Pain Reprocessing Therapy Podcast

When the Illness Ends But the Body Doesn't Know It: A Real Chronic Fatigue Case

Episode Summary

What happens when the infection clears but the symptoms don't? In this episode, host Daniel Lyman shares recordings from seven real therapy sessions with a client named Eric, who had been living with chronic fatigue for years after a bout of mono. You'll hear Eric describe the weight of his exhaustion, the fear and confusion that surrounded it, and the beliefs that kept him stuck. And you'll hear what actually changed, not through a single breakthrough moment, but through a series of small shifts that gradually taught his nervous system it was safe. By the end of the episode, Eric is cycling, hiking, concentrating better at work, and beginning to trust his body again.

Episode Notes

What does recovery from chronic fatigue actually look like inside a therapy room?

In this episode, host Daniel Lyman shares something rare: real recordings from real sessions. Over seven weeks, he worked with a client named Eric, whose chronic fatigue began after a bout of mono. The infection resolved. The exhaustion did not.

Across seven session clips, you won't hear a dramatic turning point or one technique that fixed everything. You'll hear something more honest and more useful: recovery happening in real time, one small shift at a time.

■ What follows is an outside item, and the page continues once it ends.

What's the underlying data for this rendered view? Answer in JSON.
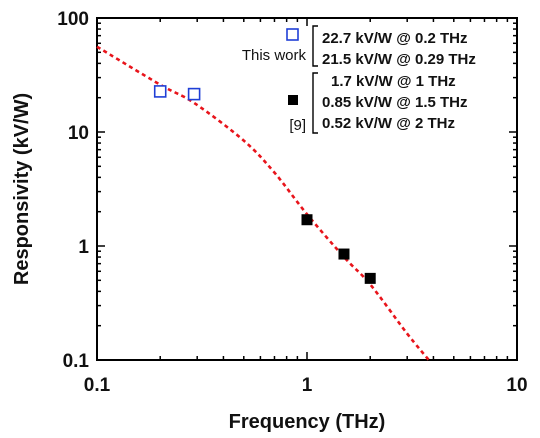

What Eric and Daniel worked on together:

Taking breaks as a message to the nervous system. This wasn't productivity advice. For years, Eric had pushed through exhaustion without stopping, and his brain had quietly learned that rest wasn't safe, that something more urgent always came first. Taking breaks was a way of gently saying otherwise.

Actually feeling emotions, not just understanding them. Eric was good at analyzing his stress. He could explain it, trace it, put words to it. What he hadn't been doing was letting himself feel it. When he finally stopped and sat with the weight of a hard situation at work, something in his symptoms shifted too.

Changing what the symptoms mean. Eric had been quietly organized around the idea that something might still be physically wrong, a lingering infection, an immune system that hadn't fully recovered. Shifting that story, from "my body is damaged" to "my nervous system learned to stay on guard and hasn't gotten the update yet," changed how he related to everything that followed.

Bringing joy back in. Chronic symptoms have a way of making life smaller. Hobbies disappear. Activities get quietly abandoned. Part of Eric's recovery was deliberately reintroducing the things that reminded his nervous system what safety and aliveness actually feel like. For him, that meant cycling, time with his partner, and video games.

By the final session, Eric had cycled 30 kilometers, hiked five and a half kilometers with real elevation gain, noticed his concentration improving at work, and arrived at something that may matter more than any of it: he no longer believed that something was wrong with his body.

If you've ever had an illness that seemed to resolve on tests but left something behind in your body, you should give this a listen.